Voilà le genre de conversation que j'ai en ce moment avec un certain nombre de mes correspondants ou camarades. Et je le ré-écris ici : Alain Juppé peut toujours se gargariser d'avoir réussi un bon coup à l'ONU, l'autre jour, mais à sa place, moi, je maudirais le jour où j'aurais accepté de devenir le ministre de ce médiocre caporal qui veut jouer au général de brigade sans en avoir la moindre envergure !

Tant je suis persuadé que cette "guerre" validée par l'ONU en Libye va se terminer de façon humiliante pour tous ces apprentis-sorciers, dont Barack Obama est probablement l'un des plus stupides.

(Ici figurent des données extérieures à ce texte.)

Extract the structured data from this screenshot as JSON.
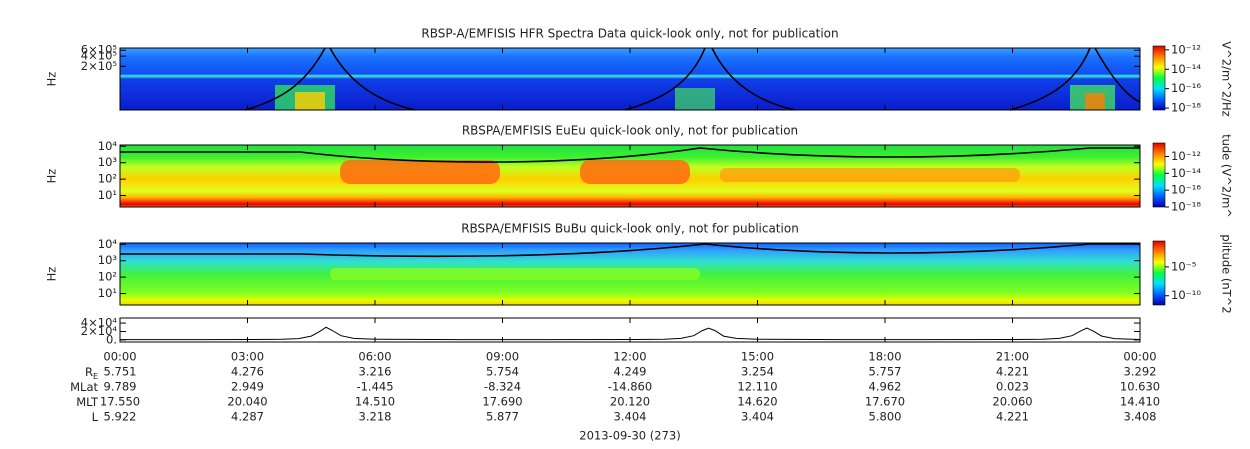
{
  "chart_data": [
    {
      "type": "spectrogram",
      "title": "RBSP-A/EMFISIS  HFR Spectra Data quick-look only, not for publication",
      "ylabel": "Hz",
      "log": true,
      "ylim": [
        10000,
        700000
      ],
      "yticks": [
        {
          "value": 600000,
          "label": "6×10⁵"
        },
        {
          "value": 400000,
          "label": "4×10⁵"
        },
        {
          "value": 200000,
          "label": "2×10⁵"
        }
      ],
      "colorbar_label": "V^2/m^2/Hz",
      "clim": [
        6.3e-19,
        2.5e-12
      ],
      "colorbar_ticks": [
        {
          "value": 1e-12,
          "label": "10⁻¹²"
        },
        {
          "value": 1e-14,
          "label": "10⁻¹⁴"
        },
        {
          "value": 1e-16,
          "label": "10⁻¹⁶"
        },
        {
          "value": 1e-18,
          "label": "10⁻¹⁸"
        }
      ],
      "colormap": [
        "#0000b0",
        "#0060ff",
        "#00e0ff",
        "#00ff40",
        "#ffff00",
        "#ff8000",
        "#e00000"
      ]
    },
    {
      "type": "spectrogram",
      "title": "RBSPA/EMFISIS  EuEu quick-look only, not for publication",
      "ylabel": "Hz",
      "log": true,
      "ylim": [
        2,
        12000
      ],
      "yticks": [
        {
          "value": 10000,
          "label": "10⁴"
        },
        {
          "value": 1000,
          "label": "10³"
        },
        {
          "value": 100,
          "label": "10²"
        },
        {
          "value": 10,
          "label": "10¹"
        }
      ],
      "colorbar_label": "tude (V^2/m^",
      "clim": [
        1e-18,
        4e-11
      ],
      "colorbar_ticks": [
        {
          "value": 1e-12,
          "label": "10⁻¹²"
        },
        {
          "value": 1e-14,
          "label": "10⁻¹⁴"
        },
        {
          "value": 1e-16,
          "label": "10⁻¹⁶"
        },
        {
          "value": 1e-18,
          "label": "10⁻¹⁸"
        }
      ],
      "colormap": [
        "#0000b0",
        "#0060ff",
        "#00e0ff",
        "#00ff40",
        "#ffff00",
        "#ff8000",
        "#e00000"
      ]
    },
    {
      "type": "spectrogram",
      "title": "RBSPA/EMFISIS  BuBu quick-look only, not for publication",
      "ylabel": "Hz",
      "log": true,
      "ylim": [
        2,
        12000
      ],
      "yticks": [
        {
          "value": 10000,
          "label": "10⁴"
        },
        {
          "value": 1000,
          "label": "10³"
        },
        {
          "value": 100,
          "label": "10²"
        },
        {
          "value": 10,
          "label": "10¹"
        }
      ],
      "colorbar_label": "plitude (nT^2",
      "clim": [
        2.5e-12,
        0.3
      ],
      "colorbar_ticks": [
        {
          "value": 1e-05,
          "label": "10⁻⁵"
        },
        {
          "value": 1e-10,
          "label": "10⁻¹⁰"
        }
      ],
      "colormap": [
        "#0000b0",
        "#0060ff",
        "#00e0ff",
        "#00ff40",
        "#ffff00",
        "#ff8000",
        "#e00000"
      ]
    },
    {
      "type": "line",
      "color": "#000000",
      "ylim": [
        -5000,
        52000
      ],
      "yticks": [
        {
          "value": 40000,
          "label": "4×10⁴"
        },
        {
          "value": 20000,
          "label": "2×10⁴"
        },
        {
          "value": 0,
          "label": "0."
        }
      ],
      "x": [
        0,
        2,
        3,
        3.8,
        4.2,
        4.5,
        4.7,
        4.85,
        5.0,
        5.2,
        5.5,
        6,
        8,
        10,
        12,
        12.8,
        13.2,
        13.5,
        13.7,
        13.85,
        14.0,
        14.2,
        14.5,
        15,
        17,
        19,
        21,
        21.7,
        22.1,
        22.4,
        22.6,
        22.75,
        22.9,
        23.1,
        23.4,
        24
      ],
      "values": [
        500,
        500,
        800,
        1500,
        3000,
        9000,
        20000,
        30000,
        22000,
        10000,
        3500,
        1500,
        500,
        500,
        800,
        1500,
        3500,
        10000,
        22000,
        28000,
        22000,
        9000,
        3500,
        1500,
        500,
        500,
        800,
        1500,
        3500,
        10000,
        21000,
        28000,
        21000,
        9000,
        3000,
        1000
      ],
      "xlim": [
        0,
        24
      ],
      "xticks": [
        {
          "value": 0,
          "label": "00:00"
        },
        {
          "value": 3,
          "label": "03:00"
        },
        {
          "value": 6,
          "label": "06:00"
        },
        {
          "value": 9,
          "label": "09:00"
        },
        {
          "value": 12,
          "label": "12:00"
        },
        {
          "value": 15,
          "label": "15:00"
        },
        {
          "value": 18,
          "label": "18:00"
        },
        {
          "value": 21,
          "label": "21:00"
        },
        {
          "value": 24,
          "label": "00:00"
        }
      ],
      "xlabel": "2013-09-30 (273)"
    }
  ],
  "ephemeris": {
    "rows": [
      {
        "label": "R",
        "sub": "E",
        "values": [
          "5.751",
          "4.276",
          "3.216",
          "5.754",
          "4.249",
          "3.254",
          "5.757",
          "4.221",
          "3.292"
        ]
      },
      {
        "label": "MLat",
        "values": [
          "9.789",
          "2.949",
          "-1.445",
          "-8.324",
          "-14.860",
          "12.110",
          "4.962",
          "0.023",
          "10.630"
        ]
      },
      {
        "label": "MLT",
        "values": [
          "17.550",
          "20.040",
          "14.510",
          "17.690",
          "20.120",
          "14.620",
          "17.670",
          "20.060",
          "14.410"
        ]
      },
      {
        "label": "L",
        "values": [
          "5.922",
          "4.287",
          "3.218",
          "5.877",
          "3.404",
          "3.404",
          "5.800",
          "4.221",
          "3.408"
        ]
      }
    ]
  }
}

Quand je pense seulement à l'allégresse qu'il a suscitée chez nous tous, qui espérions, enfin, un vrai changement !

Pauvre Barack Obama !


ÉPISODE 1/7 : Faux et usage de faux


Le moins qu'on puisse dire est que les apprentis-sorciers qui prétendent parler au nom de la "communauté internationale" - en entraînant le monde dans une agression contre l'Etat souverain qu'est la Libye, au nom de bons sentiments particulièrement contestables, car trop à géométrie variable - n'ont pas de chance. Jugez-en plutôt.

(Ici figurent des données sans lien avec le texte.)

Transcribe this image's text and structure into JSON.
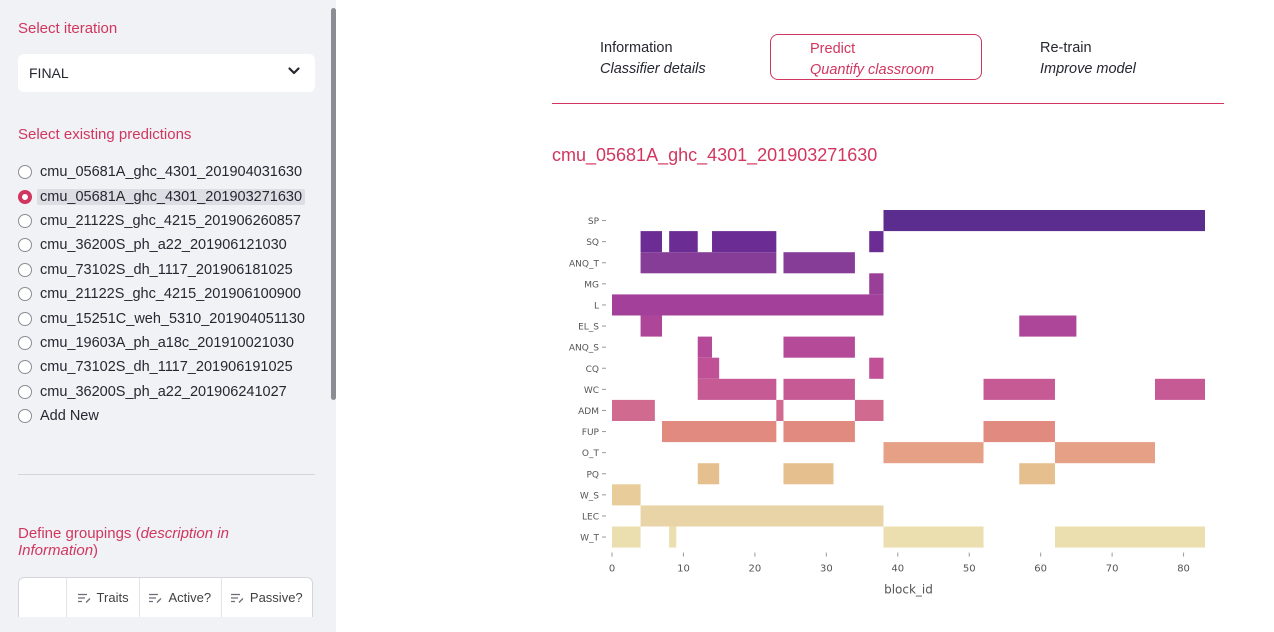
{
  "sidebar": {
    "iteration_label": "Select iteration",
    "iteration_value": "FINAL",
    "predictions_label": "Select existing predictions",
    "predictions": [
      "cmu_05681A_ghc_4301_201904031630",
      "cmu_05681A_ghc_4301_201903271630",
      "cmu_21122S_ghc_4215_201906260857",
      "cmu_36200S_ph_a22_201906121030",
      "cmu_73102S_dh_1117_201906181025",
      "cmu_21122S_ghc_4215_201906100900",
      "cmu_15251C_weh_5310_201904051130",
      "cmu_19603A_ph_a18c_201910021030",
      "cmu_73102S_dh_1117_201906191025",
      "cmu_36200S_ph_a22_201906241027",
      "Add New"
    ],
    "selected_index": 1,
    "groupings_prefix": "Define groupings (",
    "groupings_em1": "description in",
    "groupings_em2": "Information",
    "groupings_suffix": ")",
    "grid_columns": [
      "",
      "Traits",
      "Active?",
      "Passive?"
    ]
  },
  "tabs": [
    {
      "title": "Information",
      "subtitle": "Classifier details"
    },
    {
      "title": "Predict",
      "subtitle": "Quantify classroom"
    },
    {
      "title": "Re-train",
      "subtitle": "Improve model"
    }
  ],
  "active_tab": 1,
  "chart_title": "cmu_05681A_ghc_4301_201903271630",
  "colors": {
    "accent": "#d1365f",
    "sidebar_bg": "#f0f2f6"
  },
  "chart_data": {
    "type": "heatmap",
    "xlabel": "block_id",
    "ylabel": "",
    "xlim": [
      0,
      83
    ],
    "xticks": [
      0,
      10,
      20,
      30,
      40,
      50,
      60,
      70,
      80
    ],
    "categories": [
      "SP",
      "SQ",
      "ANQ_T",
      "MG",
      "L",
      "EL_S",
      "ANQ_S",
      "CQ",
      "WC",
      "ADM",
      "FUP",
      "O_T",
      "PQ",
      "W_S",
      "LEC",
      "W_T"
    ],
    "row_colors": [
      "#5b2d8e",
      "#6b2d94",
      "#853d98",
      "#9a3f98",
      "#a3419a",
      "#ad4699",
      "#b54b98",
      "#c05196",
      "#c65a95",
      "#d16a8f",
      "#e08a80",
      "#e6a085",
      "#e6bf8f",
      "#e8cc9a",
      "#e9d4a8",
      "#ebdfb0"
    ],
    "series": [
      {
        "name": "SP",
        "intervals": [
          [
            38,
            83
          ]
        ]
      },
      {
        "name": "SQ",
        "intervals": [
          [
            4,
            7
          ],
          [
            8,
            12
          ],
          [
            14,
            23
          ],
          [
            36,
            38
          ]
        ]
      },
      {
        "name": "ANQ_T",
        "intervals": [
          [
            4,
            23
          ],
          [
            24,
            34
          ]
        ]
      },
      {
        "name": "MG",
        "intervals": [
          [
            36,
            38
          ]
        ]
      },
      {
        "name": "L",
        "intervals": [
          [
            0,
            38
          ]
        ]
      },
      {
        "name": "EL_S",
        "intervals": [
          [
            4,
            7
          ],
          [
            57,
            65
          ]
        ]
      },
      {
        "name": "ANQ_S",
        "intervals": [
          [
            12,
            14
          ],
          [
            24,
            34
          ]
        ]
      },
      {
        "name": "CQ",
        "intervals": [
          [
            12,
            15
          ],
          [
            36,
            38
          ]
        ]
      },
      {
        "name": "WC",
        "intervals": [
          [
            12,
            23
          ],
          [
            24,
            34
          ],
          [
            52,
            62
          ],
          [
            76,
            83
          ]
        ]
      },
      {
        "name": "ADM",
        "intervals": [
          [
            0,
            6
          ],
          [
            23,
            24
          ],
          [
            34,
            38
          ]
        ]
      },
      {
        "name": "FUP",
        "intervals": [
          [
            7,
            23
          ],
          [
            24,
            34
          ],
          [
            52,
            62
          ]
        ]
      },
      {
        "name": "O_T",
        "intervals": [
          [
            38,
            52
          ],
          [
            62,
            76
          ]
        ]
      },
      {
        "name": "PQ",
        "intervals": [
          [
            12,
            15
          ],
          [
            24,
            31
          ],
          [
            57,
            62
          ]
        ]
      },
      {
        "name": "W_S",
        "intervals": [
          [
            0,
            4
          ]
        ]
      },
      {
        "name": "LEC",
        "intervals": [
          [
            4,
            38
          ]
        ]
      },
      {
        "name": "W_T",
        "intervals": [
          [
            0,
            4
          ],
          [
            8,
            9
          ],
          [
            38,
            52
          ],
          [
            62,
            83
          ]
        ]
      }
    ]
  }
}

Tout avait commencé avec ces accusations contre la Libye, concernant d'éventuels "crimes contre l'Humanité". Et j'avoue que là, j'ai sursauté.

- Crimes contre l'Humanité ? Contre la Libye ? Vous êtes sûrs ? Est-ce qu'on a parlé de crimes contre l'Humanité contre Israël à Gaza ou après Sabra et Shatila ? Et après les massacres de Sétif (1945), Madagascar (1947), les bombardements de Dresde, Hiroshima et Nagasaki ?

- Crimes contre l'Humanité ! Ben oui, quoi ! Il y a plus de six mille morts en quelques semaines. Pourtant, les télévisions du monde entier sont en Libye. Alors, six mille morts, ça doit en faire, des funérailles filmées par les caméras, voire par les téléphones portables. Mais là, rien !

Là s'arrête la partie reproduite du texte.